可是,当我们作为键的字符串很长时,每次进行插入、查找和删除操作的时候,字符串都要调用一次HASH函数。于是可以想到,如果我们预先计算出字符串的HASH值,每次都通过HASH值来查找,就省去了使用HASH函数的开销。
首先,在设计的时候,字符串的哈希表应看成 string -> struct ,就是通过字符串去索引一个节点。而字符串本身需要存储空间,所以可以把字符串需要的空间存储在节点上。可以这样设计这个节点:
struct HashNode
{
char Key[100]; //索引这个节点的字符串,唯一的
size_t HashCode; //通过上面的字符串和哈希函数计算出来的hash值
short KeyLength; //除了缓存HASH值,把字符串的长度也缓存了
//其他的信息放在后面
};
在想好如何存储后,下面就需要考虑如何用节点中的HASH值代替字符串HASH函数计算出来的HASH值。
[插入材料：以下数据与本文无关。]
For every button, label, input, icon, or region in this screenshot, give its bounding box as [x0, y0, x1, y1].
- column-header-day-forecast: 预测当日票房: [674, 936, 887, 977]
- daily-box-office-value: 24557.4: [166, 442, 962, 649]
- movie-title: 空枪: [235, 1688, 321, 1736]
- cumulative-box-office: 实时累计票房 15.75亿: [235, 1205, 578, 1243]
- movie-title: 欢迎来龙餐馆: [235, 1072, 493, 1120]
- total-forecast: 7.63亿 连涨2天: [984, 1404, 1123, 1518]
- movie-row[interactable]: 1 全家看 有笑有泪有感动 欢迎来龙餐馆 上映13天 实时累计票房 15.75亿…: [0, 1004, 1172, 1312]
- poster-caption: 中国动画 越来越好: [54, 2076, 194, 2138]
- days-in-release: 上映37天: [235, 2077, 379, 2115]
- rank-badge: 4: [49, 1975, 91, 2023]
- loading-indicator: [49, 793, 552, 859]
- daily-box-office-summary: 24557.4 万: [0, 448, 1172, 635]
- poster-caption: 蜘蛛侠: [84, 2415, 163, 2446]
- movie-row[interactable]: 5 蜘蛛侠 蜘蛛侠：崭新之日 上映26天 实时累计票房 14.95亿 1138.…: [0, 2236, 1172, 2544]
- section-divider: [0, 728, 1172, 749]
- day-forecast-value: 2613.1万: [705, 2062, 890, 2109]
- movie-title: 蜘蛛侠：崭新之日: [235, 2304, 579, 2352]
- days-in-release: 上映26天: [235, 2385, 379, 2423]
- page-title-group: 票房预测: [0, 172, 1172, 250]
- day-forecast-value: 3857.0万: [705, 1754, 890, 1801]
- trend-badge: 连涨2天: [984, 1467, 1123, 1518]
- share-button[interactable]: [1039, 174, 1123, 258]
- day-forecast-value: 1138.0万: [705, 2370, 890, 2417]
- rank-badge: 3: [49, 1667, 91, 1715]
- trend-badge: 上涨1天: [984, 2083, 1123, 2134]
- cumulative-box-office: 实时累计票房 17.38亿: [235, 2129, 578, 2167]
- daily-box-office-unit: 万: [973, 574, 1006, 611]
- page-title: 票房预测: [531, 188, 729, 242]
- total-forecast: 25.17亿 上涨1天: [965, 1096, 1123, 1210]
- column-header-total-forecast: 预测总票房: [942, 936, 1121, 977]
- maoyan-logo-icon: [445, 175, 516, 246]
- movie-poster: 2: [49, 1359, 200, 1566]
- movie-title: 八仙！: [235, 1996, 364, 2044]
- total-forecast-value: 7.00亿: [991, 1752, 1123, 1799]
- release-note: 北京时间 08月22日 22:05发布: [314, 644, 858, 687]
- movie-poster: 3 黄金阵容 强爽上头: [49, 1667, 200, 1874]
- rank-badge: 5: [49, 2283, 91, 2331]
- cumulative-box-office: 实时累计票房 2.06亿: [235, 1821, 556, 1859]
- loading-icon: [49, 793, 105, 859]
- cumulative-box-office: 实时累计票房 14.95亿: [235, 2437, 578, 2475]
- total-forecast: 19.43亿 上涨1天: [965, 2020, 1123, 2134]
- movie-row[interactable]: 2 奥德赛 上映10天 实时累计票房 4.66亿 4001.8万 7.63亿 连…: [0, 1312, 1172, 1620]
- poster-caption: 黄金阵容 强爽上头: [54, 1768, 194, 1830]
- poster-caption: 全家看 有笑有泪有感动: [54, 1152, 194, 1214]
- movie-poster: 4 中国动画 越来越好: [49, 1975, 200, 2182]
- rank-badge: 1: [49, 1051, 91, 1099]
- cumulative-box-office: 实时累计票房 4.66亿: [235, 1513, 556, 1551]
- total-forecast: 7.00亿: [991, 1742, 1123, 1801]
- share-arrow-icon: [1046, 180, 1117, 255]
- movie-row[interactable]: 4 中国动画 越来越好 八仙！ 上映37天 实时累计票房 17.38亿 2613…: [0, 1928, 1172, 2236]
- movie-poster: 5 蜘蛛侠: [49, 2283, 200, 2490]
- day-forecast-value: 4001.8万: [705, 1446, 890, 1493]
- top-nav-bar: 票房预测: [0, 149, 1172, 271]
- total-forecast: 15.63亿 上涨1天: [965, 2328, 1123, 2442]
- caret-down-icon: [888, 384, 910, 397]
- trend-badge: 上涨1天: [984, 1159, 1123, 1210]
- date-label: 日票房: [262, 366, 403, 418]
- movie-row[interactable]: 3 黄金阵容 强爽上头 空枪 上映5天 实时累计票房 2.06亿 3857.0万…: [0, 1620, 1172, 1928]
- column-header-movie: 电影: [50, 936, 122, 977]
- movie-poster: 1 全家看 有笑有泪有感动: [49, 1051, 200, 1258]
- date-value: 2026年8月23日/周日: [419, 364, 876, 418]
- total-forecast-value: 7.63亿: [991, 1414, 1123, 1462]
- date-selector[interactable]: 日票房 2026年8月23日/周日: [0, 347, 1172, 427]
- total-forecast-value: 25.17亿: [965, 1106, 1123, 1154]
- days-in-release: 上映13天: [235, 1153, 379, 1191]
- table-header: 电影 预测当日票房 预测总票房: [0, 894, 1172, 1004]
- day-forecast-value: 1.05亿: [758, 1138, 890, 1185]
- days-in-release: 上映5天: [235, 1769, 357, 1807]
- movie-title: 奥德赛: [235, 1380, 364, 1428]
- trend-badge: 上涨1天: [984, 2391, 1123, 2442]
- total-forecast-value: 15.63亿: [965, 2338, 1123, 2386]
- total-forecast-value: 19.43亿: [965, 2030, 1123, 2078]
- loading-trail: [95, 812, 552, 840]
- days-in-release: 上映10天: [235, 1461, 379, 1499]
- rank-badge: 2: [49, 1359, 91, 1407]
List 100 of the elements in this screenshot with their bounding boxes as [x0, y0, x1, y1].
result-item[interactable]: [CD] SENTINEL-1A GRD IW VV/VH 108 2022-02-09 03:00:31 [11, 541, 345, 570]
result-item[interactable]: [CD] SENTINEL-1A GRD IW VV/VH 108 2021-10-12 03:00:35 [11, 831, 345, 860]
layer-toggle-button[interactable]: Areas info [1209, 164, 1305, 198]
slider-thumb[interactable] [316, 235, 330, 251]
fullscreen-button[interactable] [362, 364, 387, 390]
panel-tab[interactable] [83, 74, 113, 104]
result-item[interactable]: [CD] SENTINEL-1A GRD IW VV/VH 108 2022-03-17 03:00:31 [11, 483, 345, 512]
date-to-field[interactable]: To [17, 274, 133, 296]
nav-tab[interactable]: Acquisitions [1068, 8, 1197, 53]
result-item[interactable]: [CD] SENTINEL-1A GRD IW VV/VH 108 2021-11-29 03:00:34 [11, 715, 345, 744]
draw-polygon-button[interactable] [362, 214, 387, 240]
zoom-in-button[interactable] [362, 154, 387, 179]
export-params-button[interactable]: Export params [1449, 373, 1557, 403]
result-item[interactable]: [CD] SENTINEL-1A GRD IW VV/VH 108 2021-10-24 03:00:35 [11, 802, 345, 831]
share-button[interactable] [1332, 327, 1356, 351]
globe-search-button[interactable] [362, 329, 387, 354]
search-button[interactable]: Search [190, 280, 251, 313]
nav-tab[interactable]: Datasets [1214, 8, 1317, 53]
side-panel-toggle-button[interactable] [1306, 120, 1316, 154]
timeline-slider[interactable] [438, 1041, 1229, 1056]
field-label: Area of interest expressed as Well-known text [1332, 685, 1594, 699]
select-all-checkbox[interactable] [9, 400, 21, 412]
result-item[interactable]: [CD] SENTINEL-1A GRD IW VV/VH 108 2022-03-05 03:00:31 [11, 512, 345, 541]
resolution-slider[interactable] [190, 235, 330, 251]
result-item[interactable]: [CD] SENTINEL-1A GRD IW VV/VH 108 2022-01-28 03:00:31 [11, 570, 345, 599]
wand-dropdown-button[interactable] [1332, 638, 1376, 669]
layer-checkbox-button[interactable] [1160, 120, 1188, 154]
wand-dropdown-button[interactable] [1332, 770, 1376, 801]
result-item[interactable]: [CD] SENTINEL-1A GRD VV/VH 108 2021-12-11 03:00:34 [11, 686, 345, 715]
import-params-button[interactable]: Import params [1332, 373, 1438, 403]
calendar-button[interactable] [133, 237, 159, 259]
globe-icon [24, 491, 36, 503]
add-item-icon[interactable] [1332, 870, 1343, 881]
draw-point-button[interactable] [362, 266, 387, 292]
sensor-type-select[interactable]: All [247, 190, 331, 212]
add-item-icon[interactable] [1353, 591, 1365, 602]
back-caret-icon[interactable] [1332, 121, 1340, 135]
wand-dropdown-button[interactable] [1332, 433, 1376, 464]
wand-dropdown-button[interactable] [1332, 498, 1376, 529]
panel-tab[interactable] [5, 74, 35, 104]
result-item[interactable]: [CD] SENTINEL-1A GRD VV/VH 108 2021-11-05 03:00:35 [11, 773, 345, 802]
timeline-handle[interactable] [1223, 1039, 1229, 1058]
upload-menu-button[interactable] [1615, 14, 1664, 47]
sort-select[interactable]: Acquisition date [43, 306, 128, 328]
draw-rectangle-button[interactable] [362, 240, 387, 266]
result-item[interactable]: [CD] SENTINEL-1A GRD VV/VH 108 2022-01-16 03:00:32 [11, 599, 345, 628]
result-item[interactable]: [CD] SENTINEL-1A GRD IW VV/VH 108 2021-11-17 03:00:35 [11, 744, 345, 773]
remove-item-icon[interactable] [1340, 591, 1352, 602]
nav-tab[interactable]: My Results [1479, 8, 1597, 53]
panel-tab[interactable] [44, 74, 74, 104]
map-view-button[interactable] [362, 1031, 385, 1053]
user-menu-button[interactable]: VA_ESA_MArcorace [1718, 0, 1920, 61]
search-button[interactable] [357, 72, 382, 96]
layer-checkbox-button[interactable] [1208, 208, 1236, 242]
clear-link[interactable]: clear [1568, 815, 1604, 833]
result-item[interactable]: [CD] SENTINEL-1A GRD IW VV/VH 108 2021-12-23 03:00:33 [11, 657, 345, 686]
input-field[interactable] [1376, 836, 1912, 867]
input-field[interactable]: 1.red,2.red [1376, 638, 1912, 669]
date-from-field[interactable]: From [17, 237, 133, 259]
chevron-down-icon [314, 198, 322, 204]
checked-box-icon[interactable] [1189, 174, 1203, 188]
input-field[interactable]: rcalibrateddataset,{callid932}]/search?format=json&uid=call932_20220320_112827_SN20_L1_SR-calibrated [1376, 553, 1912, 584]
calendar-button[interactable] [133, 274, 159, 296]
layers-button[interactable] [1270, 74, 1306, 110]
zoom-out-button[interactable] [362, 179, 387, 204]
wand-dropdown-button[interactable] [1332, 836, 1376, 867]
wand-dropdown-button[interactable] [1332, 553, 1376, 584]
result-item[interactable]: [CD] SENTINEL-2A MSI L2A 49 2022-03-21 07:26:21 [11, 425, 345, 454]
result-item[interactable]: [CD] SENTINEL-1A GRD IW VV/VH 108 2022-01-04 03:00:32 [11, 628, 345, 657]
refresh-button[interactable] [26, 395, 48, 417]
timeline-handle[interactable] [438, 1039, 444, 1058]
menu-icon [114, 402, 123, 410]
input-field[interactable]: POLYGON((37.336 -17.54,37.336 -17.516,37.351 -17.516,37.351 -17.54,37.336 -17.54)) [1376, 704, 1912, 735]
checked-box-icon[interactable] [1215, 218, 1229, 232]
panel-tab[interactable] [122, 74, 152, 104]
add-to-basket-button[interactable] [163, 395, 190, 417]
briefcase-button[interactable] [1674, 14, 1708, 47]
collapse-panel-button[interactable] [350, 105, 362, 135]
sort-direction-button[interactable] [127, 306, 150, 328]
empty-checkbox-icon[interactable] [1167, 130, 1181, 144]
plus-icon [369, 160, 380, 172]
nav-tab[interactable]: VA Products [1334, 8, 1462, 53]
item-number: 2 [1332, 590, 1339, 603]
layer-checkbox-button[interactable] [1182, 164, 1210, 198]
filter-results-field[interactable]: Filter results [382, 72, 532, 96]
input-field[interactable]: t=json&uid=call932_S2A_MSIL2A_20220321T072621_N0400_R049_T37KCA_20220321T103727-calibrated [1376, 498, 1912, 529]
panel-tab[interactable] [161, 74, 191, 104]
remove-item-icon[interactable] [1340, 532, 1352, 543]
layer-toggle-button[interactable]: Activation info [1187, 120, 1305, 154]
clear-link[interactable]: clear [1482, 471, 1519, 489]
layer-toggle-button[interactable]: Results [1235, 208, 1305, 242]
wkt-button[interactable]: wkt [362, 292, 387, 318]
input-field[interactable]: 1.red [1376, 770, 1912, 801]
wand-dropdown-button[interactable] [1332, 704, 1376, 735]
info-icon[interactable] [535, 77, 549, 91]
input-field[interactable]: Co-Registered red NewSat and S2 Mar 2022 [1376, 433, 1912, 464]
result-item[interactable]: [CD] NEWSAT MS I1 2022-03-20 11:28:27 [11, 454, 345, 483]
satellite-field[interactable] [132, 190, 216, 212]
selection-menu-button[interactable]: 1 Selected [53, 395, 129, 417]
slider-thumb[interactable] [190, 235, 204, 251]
其实,ext/hash_map有五个模板参数,分别是:
hash_map<键的类型,值的类型,HASH函数,比较函数,分配器>
我们只需要写一个函数对象来产生HASH值就行了:
struct NodeHasher
{
size_t operator()(const HashNode* node) const
{
return node->HashCode; //直接返回计算好的HASH值就行,避免使用HASH函数
}
};
有了HASH函数,我们还必须写一个节点比较的函数对象,用于判断两个节点是否是相等:
struct NodeCompare
{
bool operator()(const HashNode* lsh, const HashNode* rsh) const
{
return lsh->HashCode == rsh->HashCode && //为什么不只比较HASH值就可以了呢?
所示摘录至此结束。